Since 1998 the School has served as a partner with the Harvard Graduate School of Education, Harvard University’s Department of Psychology and Social Relations, Lesley University, and Boston College, examining the culture and learning styles of the School’s focused and talented students. The School was a founding partner of the National Arts and Learning Collaborative, an independent organization whose mission is to promote high quality arts education in public education.
In the fall of 2000 the School established a partnership with a Boston public school, the John Marshall Elementary School, in which Walnut Hill faculty and students work with their peers to provide opportunities in arts education for the elementary students by acting as teachers and mentors. This cooperative has also generated similar partnerships between area independent and Boston public schools.
Walnut Hill has collaborated in other joint educational ventures with such nonprofit arts programs for young artists including the Sphinx Organization which serves young Black and Latino string musicians, and the Foundation for Chinese Performing Arts. Both organizations conduct their summer programs on the Walnut Hill campus.
Ms. Perrin has also led the School through several long-term strategic planning and development initiatives that include three major capital campaigns. Under her leadership, Walnut Hill School has expanded its traditionally strong relationship with its alumni, who have contributed generously to a recent campaign ending in 2005, which exceeded its $17.5 million goal and more than doubled the School’s endowment to nearly $10 million. Planning to raise enrollment to 320 over the next four years, the School has launched an aggressive new five-year plan to further increase its endowment and build a 40-bed residence complex including faculty apartments, and additional practice, performance and studio space.
Prior to joining Walnut Hill School, Ms. Perrin served on the faculty of Abbot Academy and Phillips Andover Academy, where she taught art and art history, and served as a counselor.
A Klingenstein Fellow at Columbia University in 1991, Ms. Perrin graduated from Boston University in 1967 with a BA in Art History and earned two graduate degrees from Harvard University: a MAT in Art Education and an M.Ed. in Counseling and Public Policy.

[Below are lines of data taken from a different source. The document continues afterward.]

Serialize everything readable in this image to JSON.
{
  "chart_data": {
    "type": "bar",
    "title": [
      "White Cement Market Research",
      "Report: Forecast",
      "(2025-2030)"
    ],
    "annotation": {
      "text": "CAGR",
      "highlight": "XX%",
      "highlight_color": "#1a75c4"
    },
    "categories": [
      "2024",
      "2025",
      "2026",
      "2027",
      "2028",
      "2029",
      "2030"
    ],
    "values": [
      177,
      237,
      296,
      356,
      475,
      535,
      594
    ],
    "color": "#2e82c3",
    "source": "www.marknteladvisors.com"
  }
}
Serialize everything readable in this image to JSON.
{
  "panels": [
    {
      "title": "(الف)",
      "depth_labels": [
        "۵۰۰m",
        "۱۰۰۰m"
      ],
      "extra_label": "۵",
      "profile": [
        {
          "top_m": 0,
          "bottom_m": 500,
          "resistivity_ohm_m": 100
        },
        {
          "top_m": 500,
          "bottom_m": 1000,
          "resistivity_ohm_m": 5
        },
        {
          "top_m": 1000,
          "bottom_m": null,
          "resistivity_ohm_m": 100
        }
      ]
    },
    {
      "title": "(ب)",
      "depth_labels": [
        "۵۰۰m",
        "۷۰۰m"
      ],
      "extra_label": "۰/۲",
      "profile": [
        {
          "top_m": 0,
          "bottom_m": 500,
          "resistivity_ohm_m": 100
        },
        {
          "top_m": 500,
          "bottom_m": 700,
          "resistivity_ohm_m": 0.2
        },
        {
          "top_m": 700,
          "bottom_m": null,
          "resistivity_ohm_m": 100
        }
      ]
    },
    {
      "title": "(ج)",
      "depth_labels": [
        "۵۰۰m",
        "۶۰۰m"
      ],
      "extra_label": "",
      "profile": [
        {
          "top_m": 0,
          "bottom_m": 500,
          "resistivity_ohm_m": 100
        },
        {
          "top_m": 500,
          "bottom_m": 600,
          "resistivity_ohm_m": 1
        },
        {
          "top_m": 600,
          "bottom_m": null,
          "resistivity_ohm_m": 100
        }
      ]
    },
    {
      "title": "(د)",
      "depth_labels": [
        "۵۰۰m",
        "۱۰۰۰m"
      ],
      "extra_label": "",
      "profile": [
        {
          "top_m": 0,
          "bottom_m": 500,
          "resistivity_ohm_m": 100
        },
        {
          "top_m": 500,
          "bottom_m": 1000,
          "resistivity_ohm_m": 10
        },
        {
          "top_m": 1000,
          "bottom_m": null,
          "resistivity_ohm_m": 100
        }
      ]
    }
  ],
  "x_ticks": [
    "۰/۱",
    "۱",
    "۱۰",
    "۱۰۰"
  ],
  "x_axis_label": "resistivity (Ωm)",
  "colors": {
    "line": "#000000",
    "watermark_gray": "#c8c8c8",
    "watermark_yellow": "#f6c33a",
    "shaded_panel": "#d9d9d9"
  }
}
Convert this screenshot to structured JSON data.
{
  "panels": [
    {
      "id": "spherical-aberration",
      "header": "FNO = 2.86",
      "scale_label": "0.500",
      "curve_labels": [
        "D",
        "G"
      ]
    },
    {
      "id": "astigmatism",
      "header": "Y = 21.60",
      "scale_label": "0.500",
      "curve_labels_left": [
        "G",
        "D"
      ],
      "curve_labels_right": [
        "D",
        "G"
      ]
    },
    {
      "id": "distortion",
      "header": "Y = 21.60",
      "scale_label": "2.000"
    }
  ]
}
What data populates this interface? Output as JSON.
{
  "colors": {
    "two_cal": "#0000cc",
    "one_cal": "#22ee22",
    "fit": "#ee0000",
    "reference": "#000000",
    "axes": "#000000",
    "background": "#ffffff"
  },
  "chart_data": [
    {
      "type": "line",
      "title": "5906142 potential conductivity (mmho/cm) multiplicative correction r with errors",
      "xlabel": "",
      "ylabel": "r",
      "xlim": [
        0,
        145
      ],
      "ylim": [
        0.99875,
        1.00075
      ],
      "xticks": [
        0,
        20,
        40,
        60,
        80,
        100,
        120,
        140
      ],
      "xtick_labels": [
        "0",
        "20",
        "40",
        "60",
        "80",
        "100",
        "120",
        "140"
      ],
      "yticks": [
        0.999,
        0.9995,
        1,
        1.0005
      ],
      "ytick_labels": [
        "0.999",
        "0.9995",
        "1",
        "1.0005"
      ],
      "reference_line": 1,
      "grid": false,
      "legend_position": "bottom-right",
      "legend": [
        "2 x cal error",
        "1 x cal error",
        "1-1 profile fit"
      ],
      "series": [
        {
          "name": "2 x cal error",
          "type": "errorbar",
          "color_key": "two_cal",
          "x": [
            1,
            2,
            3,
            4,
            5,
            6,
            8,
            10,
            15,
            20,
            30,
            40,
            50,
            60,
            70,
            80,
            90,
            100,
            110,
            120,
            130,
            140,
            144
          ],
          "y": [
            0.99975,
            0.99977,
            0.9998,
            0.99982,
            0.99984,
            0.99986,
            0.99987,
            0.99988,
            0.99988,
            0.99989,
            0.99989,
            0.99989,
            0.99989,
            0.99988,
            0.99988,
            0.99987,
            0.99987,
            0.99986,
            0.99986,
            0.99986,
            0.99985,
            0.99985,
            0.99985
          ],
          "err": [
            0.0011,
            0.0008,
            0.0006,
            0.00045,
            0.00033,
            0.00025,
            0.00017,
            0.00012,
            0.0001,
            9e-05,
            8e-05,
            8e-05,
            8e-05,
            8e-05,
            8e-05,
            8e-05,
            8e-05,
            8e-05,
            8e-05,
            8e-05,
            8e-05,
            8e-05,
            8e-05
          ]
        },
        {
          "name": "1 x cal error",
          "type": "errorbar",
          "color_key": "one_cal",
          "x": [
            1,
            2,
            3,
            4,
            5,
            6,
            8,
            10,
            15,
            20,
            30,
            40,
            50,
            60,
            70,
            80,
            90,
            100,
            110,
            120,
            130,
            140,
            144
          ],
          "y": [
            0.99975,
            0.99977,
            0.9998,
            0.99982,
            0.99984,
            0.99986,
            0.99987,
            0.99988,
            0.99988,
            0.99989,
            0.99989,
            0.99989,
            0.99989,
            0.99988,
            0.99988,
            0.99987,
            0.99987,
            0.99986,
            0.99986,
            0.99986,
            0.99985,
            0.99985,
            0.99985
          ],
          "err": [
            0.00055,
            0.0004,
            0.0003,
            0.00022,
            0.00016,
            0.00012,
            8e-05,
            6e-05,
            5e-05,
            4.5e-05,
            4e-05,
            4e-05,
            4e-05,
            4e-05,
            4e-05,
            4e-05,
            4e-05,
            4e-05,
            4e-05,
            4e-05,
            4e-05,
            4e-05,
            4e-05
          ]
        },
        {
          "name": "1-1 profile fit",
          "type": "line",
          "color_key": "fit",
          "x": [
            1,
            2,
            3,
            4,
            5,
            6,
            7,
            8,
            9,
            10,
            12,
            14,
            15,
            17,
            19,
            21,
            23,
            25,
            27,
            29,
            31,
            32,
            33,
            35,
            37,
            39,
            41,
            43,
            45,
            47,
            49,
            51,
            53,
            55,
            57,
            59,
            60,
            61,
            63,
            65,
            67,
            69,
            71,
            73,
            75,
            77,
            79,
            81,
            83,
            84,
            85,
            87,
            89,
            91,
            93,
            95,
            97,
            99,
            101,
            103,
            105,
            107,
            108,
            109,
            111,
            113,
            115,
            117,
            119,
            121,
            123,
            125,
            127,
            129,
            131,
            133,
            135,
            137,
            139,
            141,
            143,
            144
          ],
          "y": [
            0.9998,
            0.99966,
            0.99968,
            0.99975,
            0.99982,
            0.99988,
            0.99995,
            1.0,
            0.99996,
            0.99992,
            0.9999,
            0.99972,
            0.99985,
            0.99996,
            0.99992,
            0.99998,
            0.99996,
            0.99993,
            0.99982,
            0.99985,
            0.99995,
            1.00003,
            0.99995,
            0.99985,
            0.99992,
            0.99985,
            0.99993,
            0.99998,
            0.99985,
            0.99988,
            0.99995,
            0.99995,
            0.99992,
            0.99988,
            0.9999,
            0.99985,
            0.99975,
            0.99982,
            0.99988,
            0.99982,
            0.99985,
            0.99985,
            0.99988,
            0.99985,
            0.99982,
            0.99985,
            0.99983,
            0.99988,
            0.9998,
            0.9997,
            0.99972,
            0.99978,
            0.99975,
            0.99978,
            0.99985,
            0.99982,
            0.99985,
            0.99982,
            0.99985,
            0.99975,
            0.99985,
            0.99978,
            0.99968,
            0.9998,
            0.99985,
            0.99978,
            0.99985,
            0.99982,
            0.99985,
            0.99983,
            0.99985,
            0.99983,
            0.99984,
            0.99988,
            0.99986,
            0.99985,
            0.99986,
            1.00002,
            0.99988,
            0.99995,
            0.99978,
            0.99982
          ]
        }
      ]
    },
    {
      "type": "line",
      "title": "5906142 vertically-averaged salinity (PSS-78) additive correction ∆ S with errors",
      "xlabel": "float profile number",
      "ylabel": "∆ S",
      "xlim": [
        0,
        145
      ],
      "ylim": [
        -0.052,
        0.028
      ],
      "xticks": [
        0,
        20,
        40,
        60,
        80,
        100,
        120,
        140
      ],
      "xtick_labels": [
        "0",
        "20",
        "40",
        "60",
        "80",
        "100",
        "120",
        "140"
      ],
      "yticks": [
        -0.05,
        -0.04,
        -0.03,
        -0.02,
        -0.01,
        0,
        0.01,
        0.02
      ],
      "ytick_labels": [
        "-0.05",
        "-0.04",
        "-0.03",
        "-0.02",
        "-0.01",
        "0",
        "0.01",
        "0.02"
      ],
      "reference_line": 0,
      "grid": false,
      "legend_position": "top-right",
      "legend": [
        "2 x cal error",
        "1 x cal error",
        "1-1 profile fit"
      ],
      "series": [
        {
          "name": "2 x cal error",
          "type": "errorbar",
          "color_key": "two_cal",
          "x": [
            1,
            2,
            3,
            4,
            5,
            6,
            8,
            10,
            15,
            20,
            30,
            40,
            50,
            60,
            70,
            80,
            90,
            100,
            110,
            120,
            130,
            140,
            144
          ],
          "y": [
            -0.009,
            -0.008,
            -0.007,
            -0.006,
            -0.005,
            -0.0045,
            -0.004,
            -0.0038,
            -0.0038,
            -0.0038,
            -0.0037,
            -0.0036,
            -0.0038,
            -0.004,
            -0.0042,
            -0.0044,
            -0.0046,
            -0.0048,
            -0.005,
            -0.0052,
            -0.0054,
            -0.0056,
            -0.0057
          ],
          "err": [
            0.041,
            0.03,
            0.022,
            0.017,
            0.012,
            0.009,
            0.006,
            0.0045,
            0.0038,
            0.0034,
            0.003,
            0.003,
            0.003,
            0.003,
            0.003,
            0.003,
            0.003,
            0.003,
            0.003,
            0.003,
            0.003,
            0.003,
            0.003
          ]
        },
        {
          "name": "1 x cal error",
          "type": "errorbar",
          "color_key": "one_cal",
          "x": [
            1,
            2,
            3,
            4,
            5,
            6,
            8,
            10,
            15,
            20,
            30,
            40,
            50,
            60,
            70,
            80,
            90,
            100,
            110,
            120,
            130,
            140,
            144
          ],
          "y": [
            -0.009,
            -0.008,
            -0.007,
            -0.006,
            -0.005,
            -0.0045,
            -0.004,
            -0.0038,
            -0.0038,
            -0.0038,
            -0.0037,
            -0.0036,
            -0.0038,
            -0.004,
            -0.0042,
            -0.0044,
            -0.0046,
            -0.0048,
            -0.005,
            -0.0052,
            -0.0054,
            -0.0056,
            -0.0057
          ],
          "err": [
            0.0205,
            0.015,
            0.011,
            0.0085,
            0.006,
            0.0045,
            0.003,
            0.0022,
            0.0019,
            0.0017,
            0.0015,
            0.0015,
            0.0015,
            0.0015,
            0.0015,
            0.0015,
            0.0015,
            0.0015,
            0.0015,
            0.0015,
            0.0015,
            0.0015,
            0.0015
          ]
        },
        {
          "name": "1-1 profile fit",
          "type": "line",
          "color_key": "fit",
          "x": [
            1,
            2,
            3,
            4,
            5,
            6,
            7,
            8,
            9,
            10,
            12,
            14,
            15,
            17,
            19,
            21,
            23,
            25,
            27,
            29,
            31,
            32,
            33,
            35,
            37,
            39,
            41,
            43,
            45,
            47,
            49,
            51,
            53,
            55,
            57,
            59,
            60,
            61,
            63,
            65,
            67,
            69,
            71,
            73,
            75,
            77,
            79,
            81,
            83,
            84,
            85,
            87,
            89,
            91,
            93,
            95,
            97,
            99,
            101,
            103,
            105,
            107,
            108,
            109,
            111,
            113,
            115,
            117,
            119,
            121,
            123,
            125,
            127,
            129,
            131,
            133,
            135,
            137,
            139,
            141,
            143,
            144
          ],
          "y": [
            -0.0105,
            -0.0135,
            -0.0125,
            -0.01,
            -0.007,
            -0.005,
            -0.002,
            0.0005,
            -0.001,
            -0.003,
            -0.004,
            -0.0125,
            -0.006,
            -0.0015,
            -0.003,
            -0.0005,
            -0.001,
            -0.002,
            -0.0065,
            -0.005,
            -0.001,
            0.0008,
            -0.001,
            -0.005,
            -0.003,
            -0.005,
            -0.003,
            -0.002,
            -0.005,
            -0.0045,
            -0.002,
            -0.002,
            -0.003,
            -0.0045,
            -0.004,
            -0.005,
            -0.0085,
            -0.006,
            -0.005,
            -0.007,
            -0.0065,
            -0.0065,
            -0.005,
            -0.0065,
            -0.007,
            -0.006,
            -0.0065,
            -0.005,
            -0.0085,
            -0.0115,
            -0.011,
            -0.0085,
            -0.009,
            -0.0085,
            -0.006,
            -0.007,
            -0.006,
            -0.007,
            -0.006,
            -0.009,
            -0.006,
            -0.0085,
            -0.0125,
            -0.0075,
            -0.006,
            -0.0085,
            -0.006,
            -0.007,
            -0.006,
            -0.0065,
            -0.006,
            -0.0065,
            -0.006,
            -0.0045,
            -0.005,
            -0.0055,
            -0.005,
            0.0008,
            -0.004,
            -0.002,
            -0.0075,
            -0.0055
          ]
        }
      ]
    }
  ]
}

Ms. Perrin has promoted the value of serious art study in the development of young people through influential articles and speaking engagements including the National Association of Independent Schools Magazine, National Association of Schools of Music, the International NETWORK of Schools for the Advancement of Arts Education as well as speaking engagements at major academic forums throughout the U.S.
As an educator, administrator and advocate, Ms. Perrin believes that all children should have access to quality arts education in the public sector and has demonstrated that the content and process of formal art training affords young people a strong foundation for personal, academic and professional success by nurturing broadly useful skills and characteristics such as creative thinking and problem solving, the ability to collaborate and communicate, the capacity for independent thinking, ownership of work, and the disciplined pursuit of challenging and long term goals.
Ms. Perrin has served as a trustee of the Boston Music Education Collaborative, the School of the Museum of Fine Arts, Boston, and was President of the Board for NETWORK. She is Vice President of the Board of the New England Conservatory Lab Charter School, a Boston public elementary school with a curriculum based on learning through music. She is an overseer of the New England Conservatory, Vice President of the Board of the National Arts and Learning Collaborative, and served as chair of the accreditation committee for the Boston Arts Academy.